House Speaker Nancy Pelosi has demonstrated admirable shrewdness in the fight she provoked with her own Democrats over approving new trade agreements for George W. Bush. She backed off.
The conflict is not entirely settled yet, but Pelosi wisely decided to defuse the intense anger in the Democratic caucus rather than try to bull through it. In pursuit of unity, she has shown respect for the new folks elected last fall and other rank-and-file Democrats determined to challenge the free-trade status quo and to change it. That is good for them. And good for her.
The surest sign Pelosi is moving in the right direction are the hostile rebukes from the Wall Street Journal and Washington Post. "Trade Double-Cross ," said the headline on the Journal's editorial. "House Democrats go protectionist." This is nonsense, but typical of the Journal's slanderous style. Pelosi is demeaned as a pawn of organized labor and lefty extremists. Makes you wonder if the doctrinaire right-wing Journal could get any worse with Rupert Murdoch as the owner.
This intramural conflict started in May when Pelosi, arm-in-arm with Ways and Means chair Charles Rangel, abruptly announced their "historic deal" with the Bush White House . Dems would approve new trade agreements with Peru and Panama that include much improved labor rights provisions and possibly two other agreements with Colombia and South Korea. The pro-business atmospherics suggested Pelosi might even be persuaded to renew "fast track" negotiating authority for this president .
Democrats were rightly alarmed. Doing a deal with Bush and the multinational lobby suggested Pelosi and senior colleagues were ignoring the rebellious content of last Fall's election and prepared to put the new voices in their place. At a time when Bush's base is imploding, it did not seem smart politics to splinter the Democratic party on such a pivotal matter.
The leadership was pursuing business-as-usual, Washington style, in the name of accomplishing something, however flawed. In fact, they were embracing the same failed model for trade agreements that produced horrendous losses of US manufacturing production and jobs during the last fifteen years. The model includes the scandalous special privileges for multinational capital and corporations, the so-called "investor-state" provisions that began with Bill Clinton's NAFTA.
Pelosi pulled back with a series of assurances. The Panama and Peru agreements need more work, she allowed, and will be postponed until the Fall. For different reasons, Colombia and South Korea were not going to get a vote (Colombia's government is associated with the paramilitary thugs who have murdered hundreds of labor leaders). "Fast track" is not going to get renewed--not for this president anyway.

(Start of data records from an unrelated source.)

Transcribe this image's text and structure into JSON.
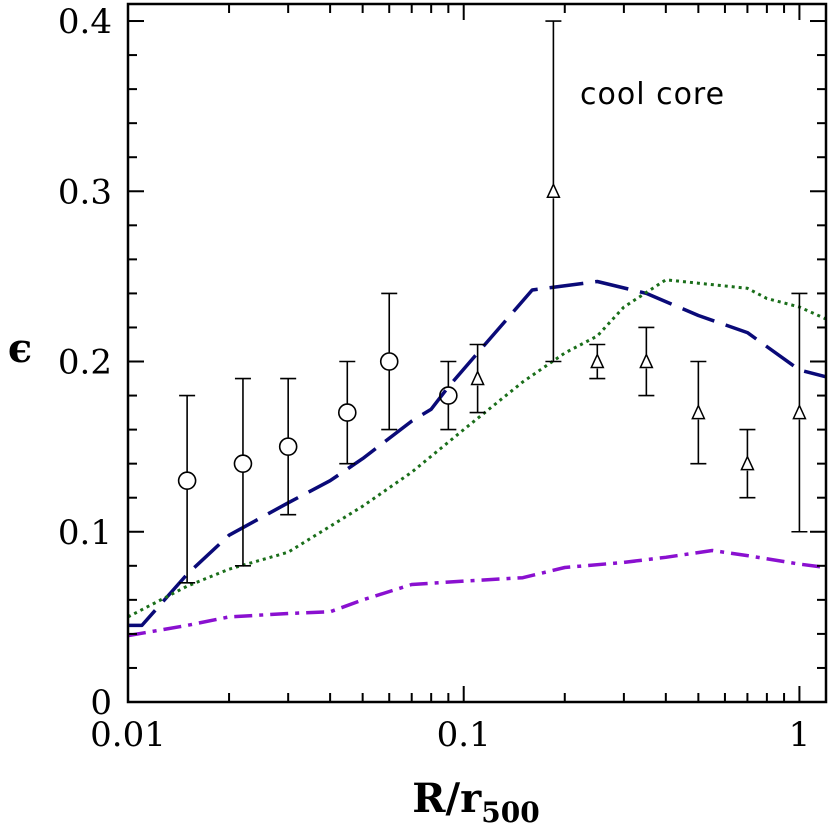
{
  "chart_data": {
    "type": "line",
    "annotation": "cool core",
    "xlabel": "R/r",
    "xlabel_sub": "500",
    "ylabel": "ϵ",
    "xscale": "log",
    "xlim": [
      0.01,
      1.2
    ],
    "ylim": [
      0,
      0.41
    ],
    "grid": false,
    "x_ticks": [
      {
        "value": 0.01,
        "label": "0.01"
      },
      {
        "value": 0.1,
        "label": "0.1"
      },
      {
        "value": 1,
        "label": "1"
      }
    ],
    "y_ticks": [
      {
        "value": 0,
        "label": "0"
      },
      {
        "value": 0.1,
        "label": "0.1"
      },
      {
        "value": 0.2,
        "label": "0.2"
      },
      {
        "value": 0.3,
        "label": "0.3"
      },
      {
        "value": 0.4,
        "label": "0.4"
      }
    ],
    "series": [
      {
        "style": "dashed",
        "color": "#0a0a78",
        "x": [
          0.01,
          0.011,
          0.015,
          0.02,
          0.03,
          0.04,
          0.05,
          0.07,
          0.08,
          0.09,
          0.11,
          0.16,
          0.25,
          0.35,
          0.5,
          0.7,
          1.0,
          1.2
        ],
        "y": [
          0.045,
          0.045,
          0.075,
          0.098,
          0.117,
          0.13,
          0.143,
          0.165,
          0.172,
          0.185,
          0.205,
          0.242,
          0.247,
          0.24,
          0.227,
          0.217,
          0.195,
          0.191
        ]
      },
      {
        "style": "dotted",
        "color": "#1a6e1a",
        "x": [
          0.01,
          0.015,
          0.02,
          0.03,
          0.05,
          0.07,
          0.1,
          0.15,
          0.2,
          0.25,
          0.3,
          0.4,
          0.5,
          0.7,
          0.8,
          1.0,
          1.2
        ],
        "y": [
          0.05,
          0.068,
          0.078,
          0.088,
          0.115,
          0.135,
          0.16,
          0.188,
          0.205,
          0.215,
          0.232,
          0.248,
          0.246,
          0.243,
          0.237,
          0.232,
          0.225
        ]
      },
      {
        "style": "dashdot",
        "color": "#8a10d0",
        "x": [
          0.01,
          0.015,
          0.02,
          0.03,
          0.04,
          0.05,
          0.07,
          0.1,
          0.15,
          0.2,
          0.3,
          0.4,
          0.55,
          0.7,
          1.0,
          1.2
        ],
        "y": [
          0.039,
          0.045,
          0.05,
          0.052,
          0.053,
          0.06,
          0.069,
          0.071,
          0.073,
          0.079,
          0.082,
          0.085,
          0.089,
          0.086,
          0.081,
          0.079
        ]
      }
    ],
    "points": [
      {
        "marker": "circle",
        "x": 0.015,
        "y": 0.13,
        "lo": 0.07,
        "hi": 0.18
      },
      {
        "marker": "circle",
        "x": 0.022,
        "y": 0.14,
        "lo": 0.08,
        "hi": 0.19
      },
      {
        "marker": "circle",
        "x": 0.03,
        "y": 0.15,
        "lo": 0.11,
        "hi": 0.19
      },
      {
        "marker": "circle",
        "x": 0.045,
        "y": 0.17,
        "lo": 0.14,
        "hi": 0.2
      },
      {
        "marker": "circle",
        "x": 0.06,
        "y": 0.2,
        "lo": 0.16,
        "hi": 0.24
      },
      {
        "marker": "circle",
        "x": 0.09,
        "y": 0.18,
        "lo": 0.16,
        "hi": 0.2
      },
      {
        "marker": "triangle",
        "x": 0.11,
        "y": 0.19,
        "lo": 0.17,
        "hi": 0.21
      },
      {
        "marker": "triangle",
        "x": 0.185,
        "y": 0.3,
        "lo": 0.2,
        "hi": 0.4
      },
      {
        "marker": "triangle",
        "x": 0.25,
        "y": 0.2,
        "lo": 0.19,
        "hi": 0.21
      },
      {
        "marker": "triangle",
        "x": 0.35,
        "y": 0.2,
        "lo": 0.18,
        "hi": 0.22
      },
      {
        "marker": "triangle",
        "x": 0.5,
        "y": 0.17,
        "lo": 0.14,
        "hi": 0.2
      },
      {
        "marker": "triangle",
        "x": 0.7,
        "y": 0.14,
        "lo": 0.12,
        "hi": 0.16
      },
      {
        "marker": "triangle",
        "x": 1.0,
        "y": 0.17,
        "lo": 0.1,
        "hi": 0.24
      }
    ]
  }
}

The leaders left some important issues dangling, but Pelosi responded substantially to suggestions from AFL-CIO president John Sweeney and Leo Gerard, president of the steelworkers union, for how to avoid a bloody battle in which nobody wins but Republicans.
If they are wise, the party leaders will let the Peru-Panama agreements die quietly without a roll call. The economic stakes are trivial, but the principle is not. What is the point of giving George Bush a cheap victory when half or more of the Democratic caucus will likely vote against their own leaders? Not a good start for a party trying to reinvent itself and restore its reputation with the public.
A truce now leaves the substantial issues on the table for the real fight later. Democrats in Congress seem divided almost along generational lines. Those who endured all the hard years in the wilderness as the impotent minority naturally want to legislate now that they can. The newcomers who want big change are understandably suspicious of incremental measures that continue down the wrong road.
For Pelosi and other leaders, the choice is about more than emotional loyalties to the old guard. The new crowd represents the party's potential for real growth and a working majority. Lose them and you lose the future.